On Thursday my appetite finally came back after a two-week absence, because of all the food for St. Martin's (which we celebrated with a much smaller circle of family only, and not even all family, this year). And I no longer look as gaunt as I did. Over the weekend I also caught up on my sleep, twelve hours or so per day.

On Saturday I went for a long bicycle ride on a sunny and slightly chilly day, first to visit the bookshop where my aunt works, then to visit a market hall in Kreuzberg. Unfortunately the bank machines hadn't been in order earlier that day, so I couldn't make a transfer or (apparently) pick up cash, and ended up scrambling for the coins to pay for the persimmons that are now in stock. An orange pumpkin had to go back in the crate with the others due to lack of cash. Then I bought two Christmas presents and a bag of ironwort herbs with my debit card. It's the second weekend of my 'appreciating modern times' project, which will continue until I am out of the 1930s and early 1940s in my historical project.

Although I played the piano over the weekend, I still haven't warmed to the last movement of Beethoven's Hammerklavier sonata and apparently have projected some of the frustration and anger from work onto it. But gradually I am beginning to be able to read and listen to online books for leisure again: in a weird form of aversion therapy, I actually began to be stressed just looking at them because of all the times in the past weeks I've tried to turn to books to relax me and they didn't help.
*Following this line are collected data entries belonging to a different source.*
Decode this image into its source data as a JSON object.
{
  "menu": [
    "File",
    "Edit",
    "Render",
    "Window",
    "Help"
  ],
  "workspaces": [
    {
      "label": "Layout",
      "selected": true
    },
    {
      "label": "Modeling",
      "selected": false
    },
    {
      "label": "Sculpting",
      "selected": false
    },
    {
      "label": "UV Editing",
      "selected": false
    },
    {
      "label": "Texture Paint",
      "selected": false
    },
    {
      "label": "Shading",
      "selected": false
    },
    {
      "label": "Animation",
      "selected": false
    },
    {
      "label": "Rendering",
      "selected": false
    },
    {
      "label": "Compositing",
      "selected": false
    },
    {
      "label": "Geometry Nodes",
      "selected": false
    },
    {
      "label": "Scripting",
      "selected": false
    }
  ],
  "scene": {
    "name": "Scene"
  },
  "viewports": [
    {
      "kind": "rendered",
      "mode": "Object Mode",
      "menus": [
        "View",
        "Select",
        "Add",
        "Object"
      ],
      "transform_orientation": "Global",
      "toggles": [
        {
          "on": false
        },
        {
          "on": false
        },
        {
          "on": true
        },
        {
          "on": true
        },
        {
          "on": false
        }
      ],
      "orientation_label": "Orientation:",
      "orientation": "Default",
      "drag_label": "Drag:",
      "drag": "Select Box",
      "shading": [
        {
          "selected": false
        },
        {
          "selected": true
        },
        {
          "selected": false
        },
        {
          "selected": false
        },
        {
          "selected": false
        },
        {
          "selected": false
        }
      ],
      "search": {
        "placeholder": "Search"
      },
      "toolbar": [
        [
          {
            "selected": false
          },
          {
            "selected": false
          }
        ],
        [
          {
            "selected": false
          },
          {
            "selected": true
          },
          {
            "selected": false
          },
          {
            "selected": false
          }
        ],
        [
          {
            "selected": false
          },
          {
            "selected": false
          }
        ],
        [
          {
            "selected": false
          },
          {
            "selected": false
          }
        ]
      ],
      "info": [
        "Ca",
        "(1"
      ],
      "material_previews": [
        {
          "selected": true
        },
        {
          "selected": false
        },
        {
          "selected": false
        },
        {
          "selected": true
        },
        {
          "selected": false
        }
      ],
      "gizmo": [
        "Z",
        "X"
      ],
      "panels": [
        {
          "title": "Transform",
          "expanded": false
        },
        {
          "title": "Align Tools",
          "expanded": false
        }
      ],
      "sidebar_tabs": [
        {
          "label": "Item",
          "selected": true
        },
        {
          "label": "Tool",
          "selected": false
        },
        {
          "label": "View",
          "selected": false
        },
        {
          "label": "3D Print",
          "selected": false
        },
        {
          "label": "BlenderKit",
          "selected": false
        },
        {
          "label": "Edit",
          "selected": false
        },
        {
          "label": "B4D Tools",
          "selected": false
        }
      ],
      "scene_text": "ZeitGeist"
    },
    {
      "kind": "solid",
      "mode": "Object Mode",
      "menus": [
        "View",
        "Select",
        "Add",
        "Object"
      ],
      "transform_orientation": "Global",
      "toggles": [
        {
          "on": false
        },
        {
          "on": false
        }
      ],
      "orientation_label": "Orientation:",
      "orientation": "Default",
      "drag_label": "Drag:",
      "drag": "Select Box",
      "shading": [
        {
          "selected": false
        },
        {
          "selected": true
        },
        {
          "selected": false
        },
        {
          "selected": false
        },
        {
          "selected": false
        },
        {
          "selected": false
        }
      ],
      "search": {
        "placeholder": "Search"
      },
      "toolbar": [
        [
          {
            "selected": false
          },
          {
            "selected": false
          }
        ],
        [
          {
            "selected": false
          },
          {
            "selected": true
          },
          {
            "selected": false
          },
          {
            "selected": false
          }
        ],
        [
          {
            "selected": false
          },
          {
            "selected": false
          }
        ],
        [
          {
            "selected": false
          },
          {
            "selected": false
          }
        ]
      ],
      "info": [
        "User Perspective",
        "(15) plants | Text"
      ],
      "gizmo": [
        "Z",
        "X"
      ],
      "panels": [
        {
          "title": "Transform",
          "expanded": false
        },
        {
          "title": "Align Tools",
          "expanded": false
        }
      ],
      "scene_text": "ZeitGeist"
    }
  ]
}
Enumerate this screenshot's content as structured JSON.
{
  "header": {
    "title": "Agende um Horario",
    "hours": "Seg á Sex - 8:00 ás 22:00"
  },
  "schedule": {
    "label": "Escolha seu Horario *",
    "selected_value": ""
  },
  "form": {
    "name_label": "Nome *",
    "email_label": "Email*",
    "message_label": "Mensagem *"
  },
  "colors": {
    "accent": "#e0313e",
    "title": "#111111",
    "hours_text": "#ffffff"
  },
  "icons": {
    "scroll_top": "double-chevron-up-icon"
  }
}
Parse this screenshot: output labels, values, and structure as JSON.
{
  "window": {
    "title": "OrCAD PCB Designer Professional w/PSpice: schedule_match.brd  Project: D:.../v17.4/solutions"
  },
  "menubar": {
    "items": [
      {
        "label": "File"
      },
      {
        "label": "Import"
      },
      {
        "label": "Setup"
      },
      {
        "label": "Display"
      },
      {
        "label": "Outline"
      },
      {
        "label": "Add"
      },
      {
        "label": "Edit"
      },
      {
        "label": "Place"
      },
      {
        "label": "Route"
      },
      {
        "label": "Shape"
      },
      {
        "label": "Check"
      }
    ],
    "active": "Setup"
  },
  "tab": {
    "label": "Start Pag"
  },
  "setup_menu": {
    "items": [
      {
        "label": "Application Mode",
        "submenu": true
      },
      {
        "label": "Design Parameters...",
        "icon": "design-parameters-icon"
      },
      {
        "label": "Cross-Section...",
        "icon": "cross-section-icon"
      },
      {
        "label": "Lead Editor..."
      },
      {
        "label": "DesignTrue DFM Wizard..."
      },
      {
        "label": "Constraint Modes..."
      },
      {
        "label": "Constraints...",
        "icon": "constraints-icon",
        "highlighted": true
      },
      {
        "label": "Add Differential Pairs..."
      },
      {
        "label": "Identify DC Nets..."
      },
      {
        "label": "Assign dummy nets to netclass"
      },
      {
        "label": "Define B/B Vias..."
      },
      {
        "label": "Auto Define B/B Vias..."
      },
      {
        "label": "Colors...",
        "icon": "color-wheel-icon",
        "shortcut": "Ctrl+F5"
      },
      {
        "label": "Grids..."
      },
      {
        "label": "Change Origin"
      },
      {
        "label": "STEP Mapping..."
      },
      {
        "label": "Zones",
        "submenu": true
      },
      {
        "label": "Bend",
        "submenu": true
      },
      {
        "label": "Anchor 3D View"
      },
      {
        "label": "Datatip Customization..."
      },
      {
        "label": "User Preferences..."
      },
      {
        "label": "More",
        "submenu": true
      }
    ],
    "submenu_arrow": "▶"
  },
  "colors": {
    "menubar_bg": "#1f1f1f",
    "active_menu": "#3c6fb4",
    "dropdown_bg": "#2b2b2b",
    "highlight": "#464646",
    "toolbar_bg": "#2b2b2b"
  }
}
On December 24th and 27th the whole company will have two days off. Aside from all the people in my life who have not inadvertently caused me a lot of frustration lately, and the specks of friendly feeling I feel from and toward even the people who have, this is a big consolation.

To help when books are not enough to relax, I've launched on a new project, which is to try to write something set in the Middle Ages about dragons. So I've created two massive Pinterest boards full of pictures of landscapes, art, historical figures, manuscripts, architecture, animals and food from medieval Iceland and Norway, and will move on from there. That said, I want my dragons to be fire-breathing, which means that some historical inaccuracy is inbuilt into the project.